DC Just Revamped Its Flagship Team for the Absolute Universe
Absolute Evil #1 brings more bad news for the heroes of DC's Absolute Universe.
This article contains full spoilers for Absolute Evil #1.
How would Absolute Green Arrow be different from his mainline counterpart? That was the question many readers had going into Absolute Evil #1, which hit comic book stores today. Turns out, that was the wrong question.
Like its sister over at Marvel, the Ultimate Universe, the Absolute line of DC Comics features a new universe in which familiar characters are rebooted and reimagined. Thus far, we’ve had an impoverished (and physically huge) Batman who was raised by his single mother and a Wonder Woman who uses the magic she learned while being raised in Hell instead of Paradise Island.
But our first glimpses of the Absolute version of Oliver Queen a.k.a. Green Arrow looked very similar to the mainline version. Here we had a liberal-leaning rich guy with a bow and arrow and a Robin Hood haircut. How would he be different?
Midway through Absolute Evil #1, writer Al Ewing and artists Giuseppe Camuncoli and Stefano Nesi, working with colorist Romulo Fajardo Jr. and letterer Tom Napolitano, answer the question: the mainline Green Arrow did not get his head caved in by Hawkman, while the Absolute Green Arrow did get his head caved in by Hawkman.
Yes, Absolute Green Arrow dies immediately after his introduction.
But the bigger issue is the identity of the group that did the killing, a group of villains who call themselves the Justice League. How could a quintet of bad guys—Hector Hammond, Veronica Cale, Elenore Thawne, Ra’s al Ghul, and the Joker—call themselves the Justice League?
The answer comes from a speech given by the Joker, who has thus far only been seen in fleeting glances in the pages of Absolute Batman. The Joker, reimagined here as a normal looking businessman who, emphatically, never tells jokes, explains how his researchers found a mysterious particle at the center of the universe, a particle that is a foundational part of all life in their universe. To the Joker, the particle proves that the order of their universe, in which powerful capitalists like himself and the other members of the League, is natural. Or, to put it in other words, is just.
Thus, the Joker explains, people like Batman, Wonder Woman, Superman, and the quickly-departed Green Arrow, are unjust for trying to that order.
While that sounds like the type of twisted logic one would find in a mainline Joker story, the Absolute version of the Clown Prince is correct.
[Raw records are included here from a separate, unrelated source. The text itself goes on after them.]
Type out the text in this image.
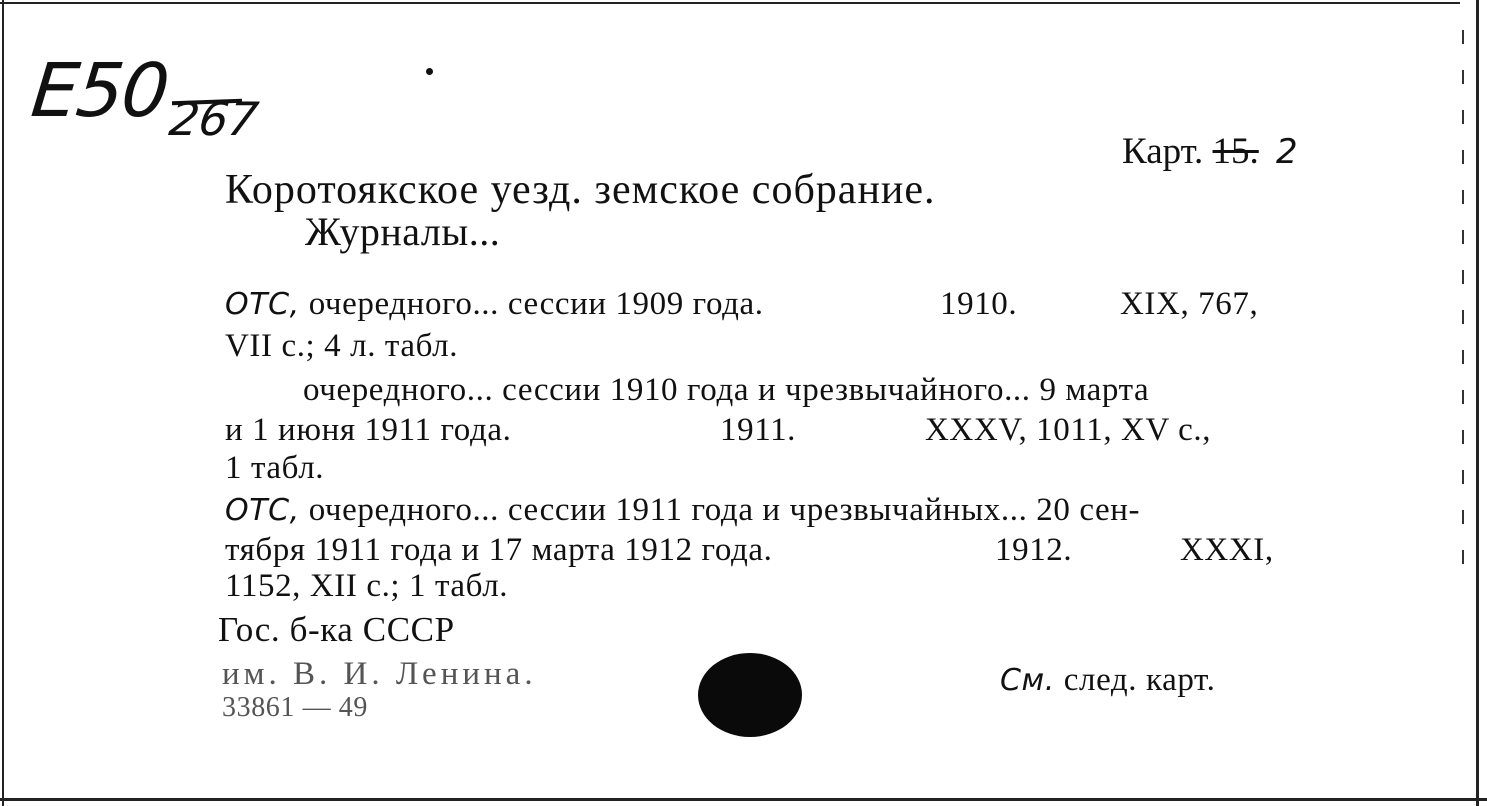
E50
267
Карт. 15. 2
Коротоякское уезд. земское собрание.
Журналы...
ОТС, очередного... сессии 1909 года.	1910.	XIX, 767,
VII с.; 4 л. табл.
очередного... сессии 1910 года и чрезвычайного... 9 марта
и 1 июня 1911 года.	1911.	XXXV, 1011, XV с.,
1 табл.
ОТС, очередного... сессии 1911 года и чрезвычайных... 20 сен-
тября 1911 года и 17 марта 1912 года.	1912.	XXXI,
1152, XII с.; 1 табл.
Гос. б-ка СССР
им. В. И. Ленина.
33861 — 49
См. след. карт.
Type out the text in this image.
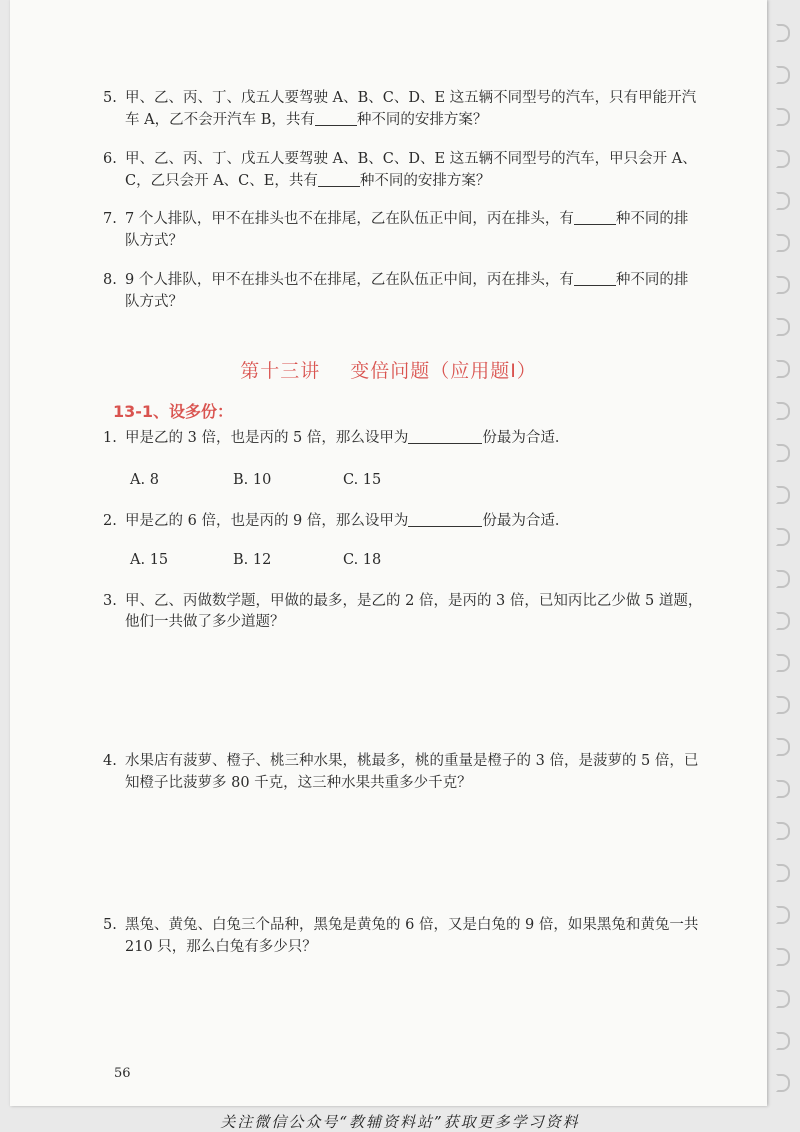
5. 甲、乙、丙、丁、戊五人要驾驶 A、B、C、D、E 这五辆不同型号的汽车，只有甲能开汽
车 A，乙不会开汽车 B，共有	种不同的安排方案？
6. 甲、乙、丙、丁、戊五人要驾驶 A、B、C、D、E 这五辆不同型号的汽车，甲只会开 A、
C，乙只会开 A、C、E，共有	种不同的安排方案？
7. 7 个人排队，甲不在排头也不在排尾，乙在队伍正中间，丙在排头，有	种不同的排
队方式？
8. 9 个人排队，甲不在排头也不在排尾，乙在队伍正中间，丙在排头，有	种不同的排
队方式？
第十三讲 变倍问题（应用题Ⅰ）
13-1、设多份：
1. 甲是乙的 3 倍，也是丙的 5 倍，那么设甲为	份最为合适．
A. 8	B. 10	C. 15
2. 甲是乙的 6 倍，也是丙的 9 倍，那么设甲为	份最为合适．
A. 15	B. 12	C. 18
3. 甲、乙、丙做数学题，甲做的最多，是乙的 2 倍，是丙的 3 倍，已知丙比乙少做 5 道题，
他们一共做了多少道题？
4. 水果店有菠萝、橙子、桃三种水果，桃最多，桃的重量是橙子的 3 倍，是菠萝的 5 倍，已
知橙子比菠萝多 80 千克，这三种水果共重多少千克？
5. 黑兔、黄兔、白兔三个品种，黑兔是黄兔的 6 倍，又是白兔的 9 倍，如果黑兔和黄兔一共
210 只，那么白兔有多少只？
56
关注微信公众号“教辅资料站”获取更多学习资料
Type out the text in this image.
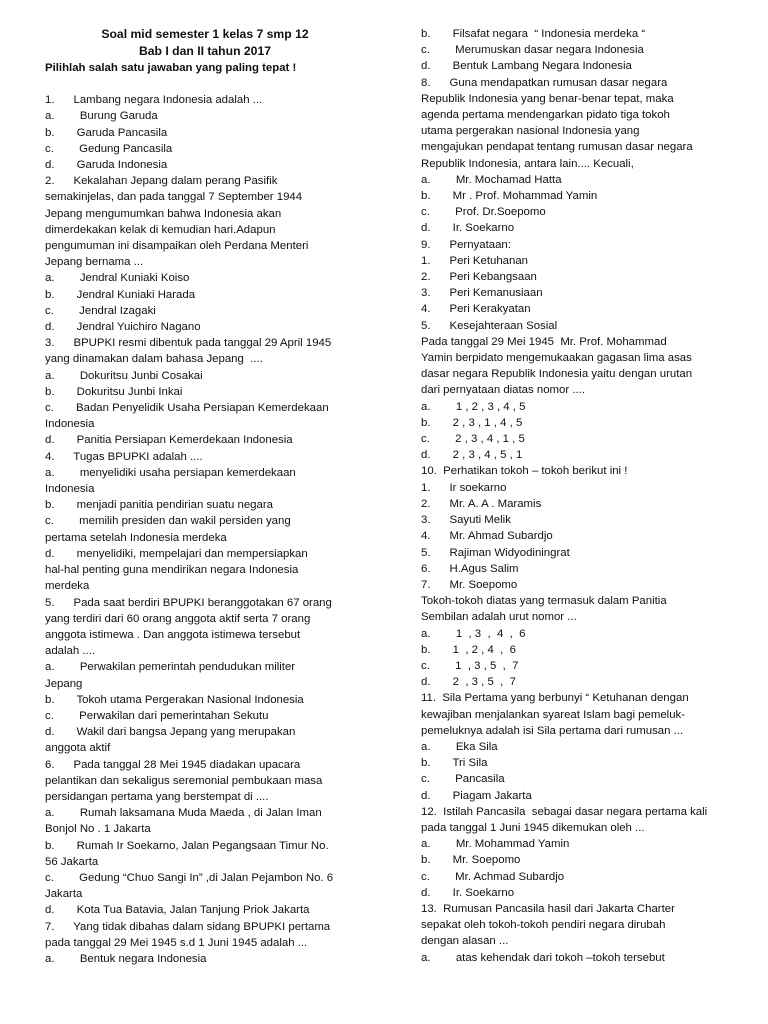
Soal mid semester 1 kelas 7 smp 12
Bab I dan II tahun 2017
Pilihlah salah satu jawaban yang paling tepat !
1.      Lambang negara Indonesia adalah ...
a.        Burung Garuda
b.       Garuda Pancasila
c.        Gedung Pancasila
d.       Garuda Indonesia
2.      Kekalahan Jepang dalam perang Pasifik
semakinjelas, dan pada tanggal 7 September 1944
Jepang mengumumkan bahwa Indonesia akan
dimerdekakan kelak di kemudian hari.Adapun
pengumuman ini disampaikan oleh Perdana Menteri
Jepang bernama ...
a.        Jendral Kuniaki Koiso
b.       Jendral Kuniaki Harada
c.        Jendral Izagaki
d.       Jendral Yuichiro Nagano
3.      BPUPKI resmi dibentuk pada tanggal 29 April 1945
yang dinamakan dalam bahasa Jepang  ....
a.        Dokuritsu Junbi Cosakai
b.       Dokuritsu Junbi Inkai
c.       Badan Penyelidik Usaha Persiapan Kemerdekaan
Indonesia
d.       Panitia Persiapan Kemerdekaan Indonesia
4.      Tugas BPUPKI adalah ....
a.        menyelidiki usaha persiapan kemerdekaan
Indonesia
b.       menjadi panitia pendirian suatu negara
c.        memilih presiden dan wakil persiden yang
pertama setelah Indonesia merdeka
d.       menyelidiki, mempelajari dan mempersiapkan
hal-hal penting guna mendirikan negara Indonesia
merdeka
5.      Pada saat berdiri BPUPKI beranggotakan 67 orang
yang terdiri dari 60 orang anggota aktif serta 7 orang
anggota istimewa . Dan anggota istimewa tersebut
adalah ....
a.        Perwakilan pemerintah pendudukan militer
Jepang
b.       Tokoh utama Pergerakan Nasional Indonesia
c.        Perwakilan dari pemerintahan Sekutu
d.       Wakil dari bangsa Jepang yang merupakan
anggota aktif
6.      Pada tanggal 28 Mei 1945 diadakan upacara
pelantikan dan sekaligus seremonial pembukaan masa
persidangan pertama yang berstempat di ....
a.        Rumah laksamana Muda Maeda , di Jalan Iman
Bonjol No . 1 Jakarta
b.       Rumah Ir Soekarno, Jalan Pegangsaan Timur No.
56 Jakarta
c.        Gedung “Chuo Sangi In” ,di Jalan Pejambon No. 6
Jakarta
d.       Kota Tua Batavia, Jalan Tanjung Priok Jakarta
7.      Yang tidak dibahas dalam sidang BPUPKI pertama
pada tanggal 29 Mei 1945 s.d 1 Juni 1945 adalah ...
a.        Bentuk negara Indonesia
b.       Filsafat negara  “ Indonesia merdeka “
c.        Merumuskan dasar negara Indonesia
d.       Bentuk Lambang Negara Indonesia
8.      Guna mendapatkan rumusan dasar negara
Republik Indonesia yang benar-benar tepat, maka
agenda pertama mendengarkan pidato tiga tokoh
utama pergerakan nasional Indonesia yang
mengajukan pendapat tentang rumusan dasar negara
Republik Indonesia, antara lain.... Kecuali,
a.        Mr. Mochamad Hatta
b.       Mr . Prof. Mohammad Yamin
c.        Prof. Dr.Soepomo
d.       Ir. Soekarno
9.      Pernyataan:
1.      Peri Ketuhanan
2.      Peri Kebangsaan
3.      Peri Kemanusiaan
4.      Peri Kerakyatan
5.      Kesejahteraan Sosial
Pada tanggal 29 Mei 1945  Mr. Prof. Mohammad
Yamin berpidato mengemukaakan gagasan lima asas
dasar negara Republik Indonesia yaitu dengan urutan
dari pernyataan diatas nomor ....
a.        1 , 2 , 3 , 4 , 5
b.       2 , 3 , 1 , 4 , 5
c.        2 , 3 , 4 , 1 , 5
d.       2 , 3 , 4 , 5 , 1
10.  Perhatikan tokoh – tokoh berikut ini !
1.      Ir soekarno
2.      Mr. A. A . Maramis
3.      Sayuti Melik
4.      Mr. Ahmad Subardjo
5.      Rajiman Widyodiningrat
6.      H.Agus Salim
7.      Mr. Soepomo
Tokoh-tokoh diatas yang termasuk dalam Panitia
Sembilan adalah urut nomor ...
a.        1  , 3  ,  4  ,  6
b.       1  , 2 , 4  ,  6
c.        1  , 3 , 5  ,  7
d.       2  , 3 , 5  ,  7
11.  Sila Pertama yang berbunyi “ Ketuhanan dengan
kewajiban menjalankan syareat Islam bagi pemeluk-
pemeluknya adalah isi Sila pertama dari rumusan ...
a.        Eka Sila
b.       Tri Sila
c.        Pancasila
d.       Piagam Jakarta
12.  Istilah Pancasila  sebagai dasar negara pertama kali
pada tanggal 1 Juni 1945 dikemukan oleh ...
a.        Mr. Mohammad Yamin
b.       Mr. Soepomo
c.        Mr. Achmad Subardjo
d.       Ir. Soekarno
13.  Rumusan Pancasila hasil dari Jakarta Charter
sepakat oleh tokoh-tokoh pendiri negara dirubah
dengan alasan ...
a.        atas kehendak dari tokoh –tokoh tersebut
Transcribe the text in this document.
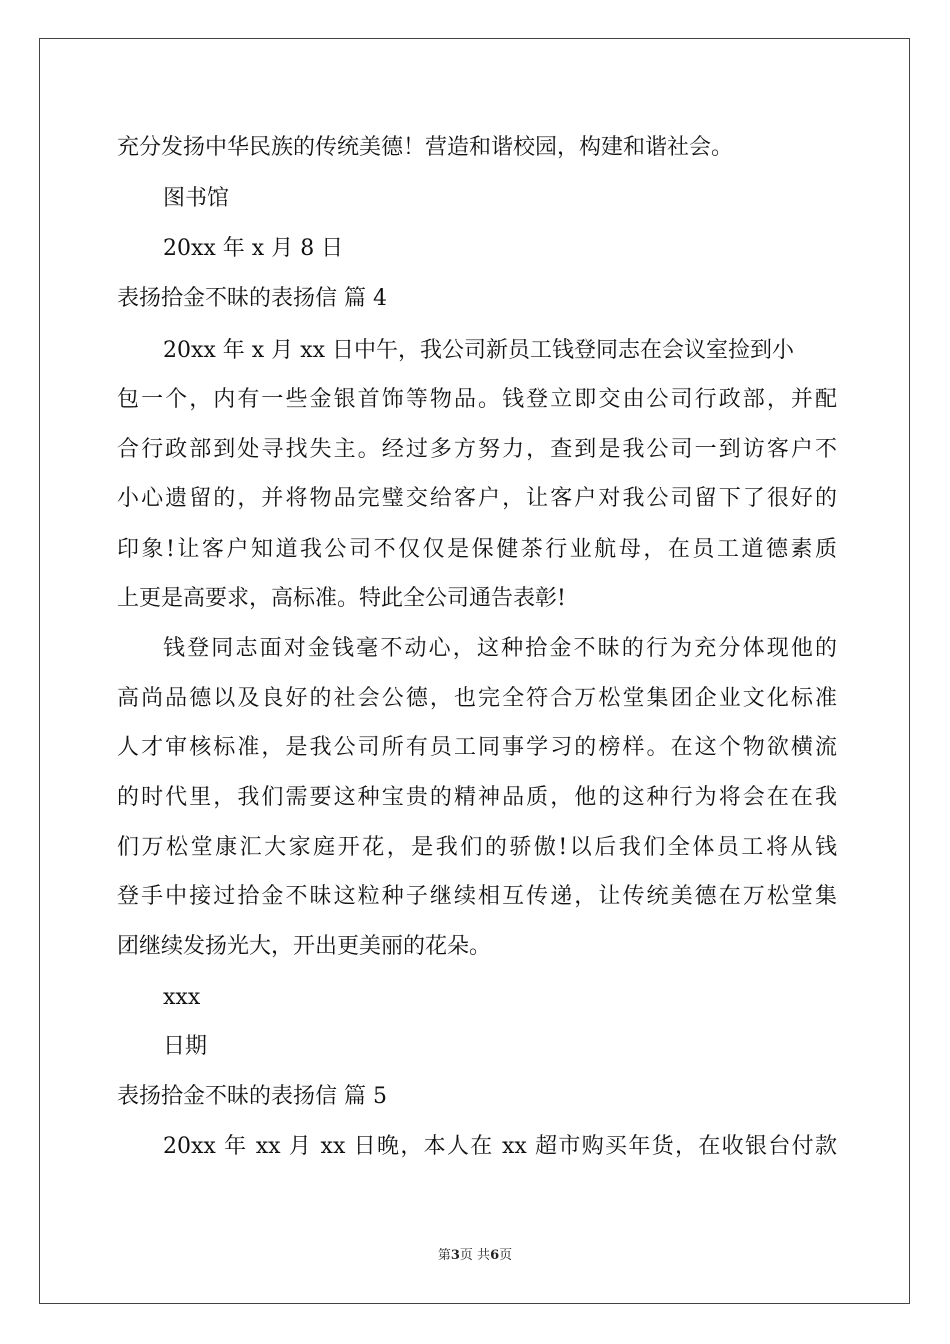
充分发扬中华民族的传统美德！营造和谐校园，构建和谐社会。
图书馆
20xx 年 x 月 8 日
表扬拾金不昧的表扬信 篇 4
20xx 年 x 月 xx 日中午，我公司新员工钱登同志在会议室捡到小
包一个，内有一些金银首饰等物品。钱登立即交由公司行政部，并配
合行政部到处寻找失主。经过多方努力，查到是我公司一到访客户不
小心遗留的，并将物品完璧交给客户，让客户对我公司留下了很好的
印象!让客户知道我公司不仅仅是保健茶行业航母，在员工道德素质
上更是高要求，高标准。特此全公司通告表彰!
钱登同志面对金钱毫不动心，这种拾金不昧的行为充分体现他的
高尚品德以及良好的社会公德，也完全符合万松堂集团企业文化标准
人才审核标准，是我公司所有员工同事学习的榜样。在这个物欲横流
的时代里，我们需要这种宝贵的精神品质，他的这种行为将会在在我
们万松堂康汇大家庭开花，是我们的骄傲!以后我们全体员工将从钱
登手中接过拾金不昧这粒种子继续相互传递，让传统美德在万松堂集
团继续发扬光大，开出更美丽的花朵。
xxx
日期
表扬拾金不昧的表扬信 篇 5
20xx 年 xx 月 xx 日晚，本人在 xx 超市购买年货，在收银台付款
第3页 共6页
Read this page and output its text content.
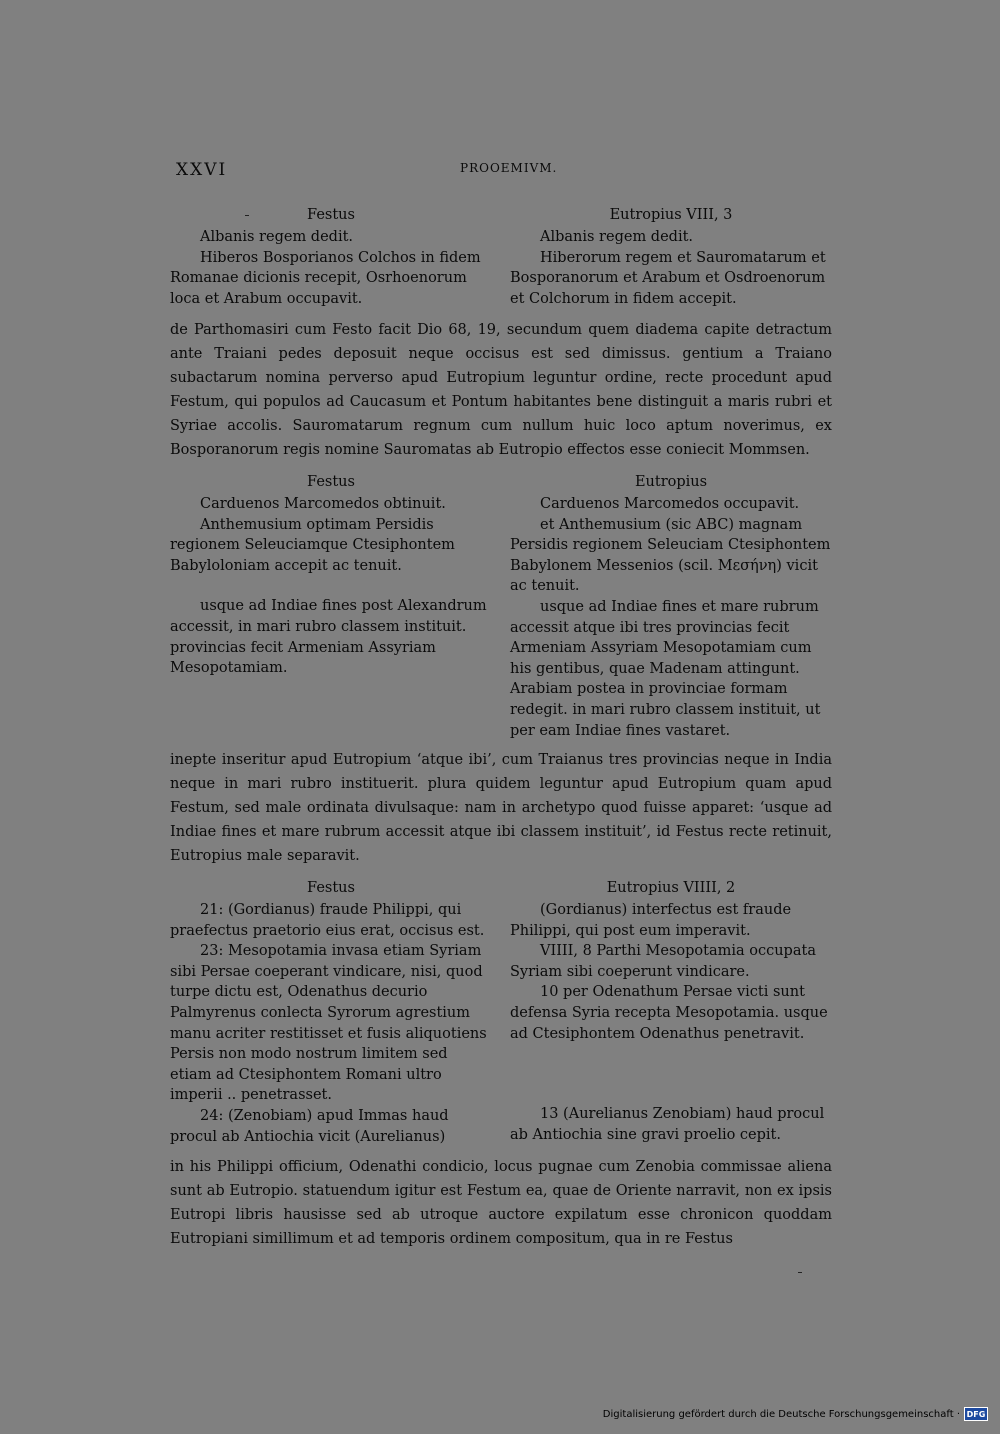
XXVI	PROOEMIVM.
Festus

Albanis regem dedit.

Hiberos Bosporianos Colchos in fidem Romanae dicionis recepit, Osrhoenorum loca et Arabum occupavit.

Eutropius VIII, 3

Albanis regem dedit.

Hiberorum regem et Sauromatarum et Bosporanorum et Arabum et Osdroenorum et Colchorum in fidem accepit.

de Parthomasiri cum Festo facit Dio 68, 19, secundum quem diadema capite detractum ante Traiani pedes deposuit neque occisus est sed dimissus. gentium a Traiano subactarum nomina perverso apud Eutropium leguntur ordine, recte procedunt apud Festum, qui populos ad Caucasum et Pontum habitantes bene distinguit a maris rubri et Syriae accolis. Sauromatarum regnum cum nullum huic loco aptum noverimus, ex Bosporanorum regis nomine Sauromatas ab Eutropio effectos esse coniecit Mommsen.
Festus

Carduenos Marcomedos obtinuit.

Anthemusium optimam Persidis regionem Seleuciamque Ctesiphontem Babyloloniam accepit ac tenuit.

usque ad Indiae fines post Alexandrum accessit, in mari rubro classem instituit. provincias fecit Armeniam Assyriam Mesopotamiam.

Eutropius

Carduenos Marcomedos occupavit.

et Anthemusium (sic ABC) magnam Persidis regionem Seleuciam Ctesiphontem Babylonem Messenios (scil. Μεσήνη) vicit ac tenuit.

usque ad Indiae fines et mare rubrum accessit atque ibi tres provincias fecit Armeniam Assyriam Mesopotamiam cum his gentibus, quae Madenam attingunt. Arabiam postea in provinciae formam redegit. in mari rubro classem instituit, ut per eam Indiae fines vastaret.

inepte inseritur apud Eutropium ‘atque ibi’, cum Traianus tres provincias neque in India neque in mari rubro instituerit. plura quidem leguntur apud Eutropium quam apud Festum, sed male ordinata divulsaque: nam in archetypo quod fuisse apparet: ‘usque ad Indiae fines et mare rubrum accessit atque ibi classem instituit’, id Festus recte retinuit, Eutropius male separavit.
Festus

21: (Gordianus) fraude Philippi, qui praefectus praetorio eius erat, occisus est.

23: Mesopotamia invasa etiam Syriam sibi Persae coeperant vindicare, nisi, quod turpe dictu est, Odenathus decurio Palmyrenus conlecta Syrorum agrestium manu acriter restitisset et fusis aliquotiens Persis non modo nostrum limitem sed etiam ad Ctesiphontem Romani ultro imperii .. penetrasset.

24: (Zenobiam) apud Immas haud procul ab Antiochia vicit (Aurelianus)

Eutropius VIIII, 2

(Gordianus) interfectus est fraude Philippi, qui post eum imperavit.

VIIII, 8 Parthi Mesopotamia occupata Syriam sibi coeperunt vindicare.

10 per Odenathum Persae victi sunt defensa Syria recepta Mesopotamia. usque ad Ctesiphontem Odenathus penetravit.

13 (Aurelianus Zenobiam) haud procul ab Antiochia sine gravi proelio cepit.

in his Philippi officium, Odenathi condicio, locus pugnae cum Zenobia commissae aliena sunt ab Eutropio. statuendum igitur est Festum ea, quae de Oriente narravit, non ex ipsis Eutropi libris hausisse sed ab utroque auctore expilatum esse chronicon quoddam Eutropiani simillimum et ad temporis ordinem compositum, qua in re Festus
Digitalisierung gefördert durch die Deutsche Forschungsgemeinschaft · DFG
As we saw in last year’s Absolute Power crossover, the death of Darkseid resulted in the birth of a new universe, the Absolute Universe, formed by the essence of that dark god. Darkseid’s evil is the reason that so many heroes suffer in this world, and it’s the reason that the villains thrive again and again.
Between the death of Green Arrow and the formation of the Justice League, it seems like nothing will change in the Absolute Universe. But we already know that Batman and Wonder Woman will be joining forces soon. Certainly, other team-ups will happen too. Will these rebellious heroes be enough to take down the Joker and his allies? Or will the Absolute Universe mirror its mainline counterpart, in which the Justice League always prevails?
Absolute Evil #1 is now on sale at comic stores nationwide.